そう言って、女将は、宿の中に入っていった。


バケットミルカーを出すと、マーサが全てやってくれて、孤児院の朝ご飯用に材料とお金少し渡すとマーサは、カドを連れて宿を後にした。





「そうでしたか…子牛が…私も立ち会ってみたかったです。そんな神秘的な事、見る機会などありませんから…あらマーサさんも料理上手ですね」

「はい、地元ではレストランで働いていたので…事情があって辞めたんですけど、そのおかげで、ユウさんと一緒に旅ができてるので」


みんなが、食べ終わった食器を洗っていると、そこへブタネコがやってくる。

「マーサ殿、ミルクもうないかにゃ?」

「ごめんねもうないんだみんなに配っちゃったから今度、ユウさんにお願いしとくね」

優しく頭を撫でていると、シスターが、ブタネコを探しに厨房にやってきた。


「ここにいたんですかブタネコさん、もうすぐお勉強のお時間ですの講堂にお願いします」

「もうそんな時間にゃ?すぐ行くにゃ」

二足歩行で厨房をあとにするブタネコ、その後ろ姿を2人は、眺めた。


「ちゃんと働いてるんですね」

「サボりがちですが、子供達のことをよく見ててくれますので、こないだは、大きい組と街の外で薬草取りをしてくれたんです。まぁブタネコさんは、のんびり寝てたらしいですがね」





カルシュームと書いたんですが、実はカルチャージと言う商品なので少しモジって書いてみました。カルチャージは、銃の様な形をしていてレバー弾くと薬が出てきます。

毎回飲ませるの大変で、パンちゃんみたいにぐったりしていると何もしなくても大丈夫なのですが、元気だと縛り付けないと、飲ませられません。

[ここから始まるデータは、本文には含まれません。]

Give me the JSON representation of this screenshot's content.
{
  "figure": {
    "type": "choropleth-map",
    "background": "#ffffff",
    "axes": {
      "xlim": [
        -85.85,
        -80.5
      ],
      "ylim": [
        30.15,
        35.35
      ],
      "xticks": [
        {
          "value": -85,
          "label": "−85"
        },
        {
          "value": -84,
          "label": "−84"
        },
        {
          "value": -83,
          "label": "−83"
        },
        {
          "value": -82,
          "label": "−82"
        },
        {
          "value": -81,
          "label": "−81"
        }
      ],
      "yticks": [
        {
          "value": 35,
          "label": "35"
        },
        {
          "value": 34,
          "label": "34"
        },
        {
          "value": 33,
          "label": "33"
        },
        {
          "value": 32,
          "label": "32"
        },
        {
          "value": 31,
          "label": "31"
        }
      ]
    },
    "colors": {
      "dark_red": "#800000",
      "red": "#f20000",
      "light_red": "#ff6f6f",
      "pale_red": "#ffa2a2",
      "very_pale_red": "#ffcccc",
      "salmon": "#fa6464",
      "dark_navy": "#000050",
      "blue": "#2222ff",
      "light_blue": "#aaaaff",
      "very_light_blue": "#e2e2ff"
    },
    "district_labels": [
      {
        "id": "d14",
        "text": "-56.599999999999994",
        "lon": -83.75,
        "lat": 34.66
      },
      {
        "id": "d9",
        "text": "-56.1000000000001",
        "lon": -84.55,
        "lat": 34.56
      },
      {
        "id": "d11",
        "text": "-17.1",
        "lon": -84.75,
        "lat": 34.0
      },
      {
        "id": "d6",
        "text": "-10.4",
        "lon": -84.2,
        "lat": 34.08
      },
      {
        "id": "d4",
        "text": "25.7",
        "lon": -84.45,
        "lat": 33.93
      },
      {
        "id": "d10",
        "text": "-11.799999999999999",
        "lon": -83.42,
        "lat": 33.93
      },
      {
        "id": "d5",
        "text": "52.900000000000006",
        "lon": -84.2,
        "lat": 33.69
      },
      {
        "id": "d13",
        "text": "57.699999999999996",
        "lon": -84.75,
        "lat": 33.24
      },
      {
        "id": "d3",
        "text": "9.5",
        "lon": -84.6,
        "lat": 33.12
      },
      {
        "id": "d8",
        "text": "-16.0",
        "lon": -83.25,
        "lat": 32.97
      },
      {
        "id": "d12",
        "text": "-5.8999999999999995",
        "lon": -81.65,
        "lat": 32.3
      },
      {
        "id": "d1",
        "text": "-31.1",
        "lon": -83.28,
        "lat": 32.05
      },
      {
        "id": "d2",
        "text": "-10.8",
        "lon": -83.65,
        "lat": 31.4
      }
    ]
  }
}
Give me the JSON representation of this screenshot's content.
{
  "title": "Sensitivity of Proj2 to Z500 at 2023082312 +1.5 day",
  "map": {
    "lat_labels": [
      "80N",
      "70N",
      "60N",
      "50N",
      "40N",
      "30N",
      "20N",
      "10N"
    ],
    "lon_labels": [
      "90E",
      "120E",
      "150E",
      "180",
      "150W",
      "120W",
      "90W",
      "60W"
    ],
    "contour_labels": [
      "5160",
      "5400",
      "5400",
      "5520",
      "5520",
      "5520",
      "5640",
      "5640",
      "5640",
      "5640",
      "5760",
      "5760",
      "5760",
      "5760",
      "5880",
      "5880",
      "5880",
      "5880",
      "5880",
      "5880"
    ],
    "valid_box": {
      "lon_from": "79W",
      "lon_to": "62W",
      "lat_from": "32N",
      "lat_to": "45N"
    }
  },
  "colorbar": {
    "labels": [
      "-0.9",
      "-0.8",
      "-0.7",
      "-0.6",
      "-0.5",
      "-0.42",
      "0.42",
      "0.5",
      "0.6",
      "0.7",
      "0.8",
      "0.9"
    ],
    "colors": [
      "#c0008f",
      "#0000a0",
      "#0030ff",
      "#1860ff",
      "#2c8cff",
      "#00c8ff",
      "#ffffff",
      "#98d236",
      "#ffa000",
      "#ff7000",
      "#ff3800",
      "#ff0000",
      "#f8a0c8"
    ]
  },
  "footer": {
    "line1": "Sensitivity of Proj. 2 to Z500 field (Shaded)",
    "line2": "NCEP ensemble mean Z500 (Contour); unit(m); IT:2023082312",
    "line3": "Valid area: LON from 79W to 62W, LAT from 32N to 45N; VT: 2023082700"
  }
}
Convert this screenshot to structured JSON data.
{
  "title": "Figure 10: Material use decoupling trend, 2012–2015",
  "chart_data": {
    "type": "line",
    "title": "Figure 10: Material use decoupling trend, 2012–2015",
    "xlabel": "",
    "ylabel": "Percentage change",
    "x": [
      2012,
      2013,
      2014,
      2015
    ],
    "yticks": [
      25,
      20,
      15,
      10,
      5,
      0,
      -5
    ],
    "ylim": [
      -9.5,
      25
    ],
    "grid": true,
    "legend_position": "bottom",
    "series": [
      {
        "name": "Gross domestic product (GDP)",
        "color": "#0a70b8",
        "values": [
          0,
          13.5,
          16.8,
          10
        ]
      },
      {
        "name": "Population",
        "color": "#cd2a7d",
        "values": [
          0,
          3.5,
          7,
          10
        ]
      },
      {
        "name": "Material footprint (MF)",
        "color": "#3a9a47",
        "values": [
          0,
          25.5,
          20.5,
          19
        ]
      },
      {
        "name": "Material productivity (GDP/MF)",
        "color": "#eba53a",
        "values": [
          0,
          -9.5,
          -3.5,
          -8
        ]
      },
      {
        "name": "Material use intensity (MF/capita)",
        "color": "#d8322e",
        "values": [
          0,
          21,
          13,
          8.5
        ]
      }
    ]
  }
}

カルチャージは、カルシウムとかマグネシウムが入っていて、低カルになる事を少なくしてくれる万能薬です。


低カルとは、低カルシウム血症と言い、カルシウムが足りなくなり、体調不良が続き、獣医さんを呼ばないとほぼ死んでしまう可能性が、ある症状です。


ほとんどの牛が、起床困難になりぐったりとします。点滴したりドデカイ注射を射されたり、みているだけど痛そうで、(実際痛いんだろけど)辛いです。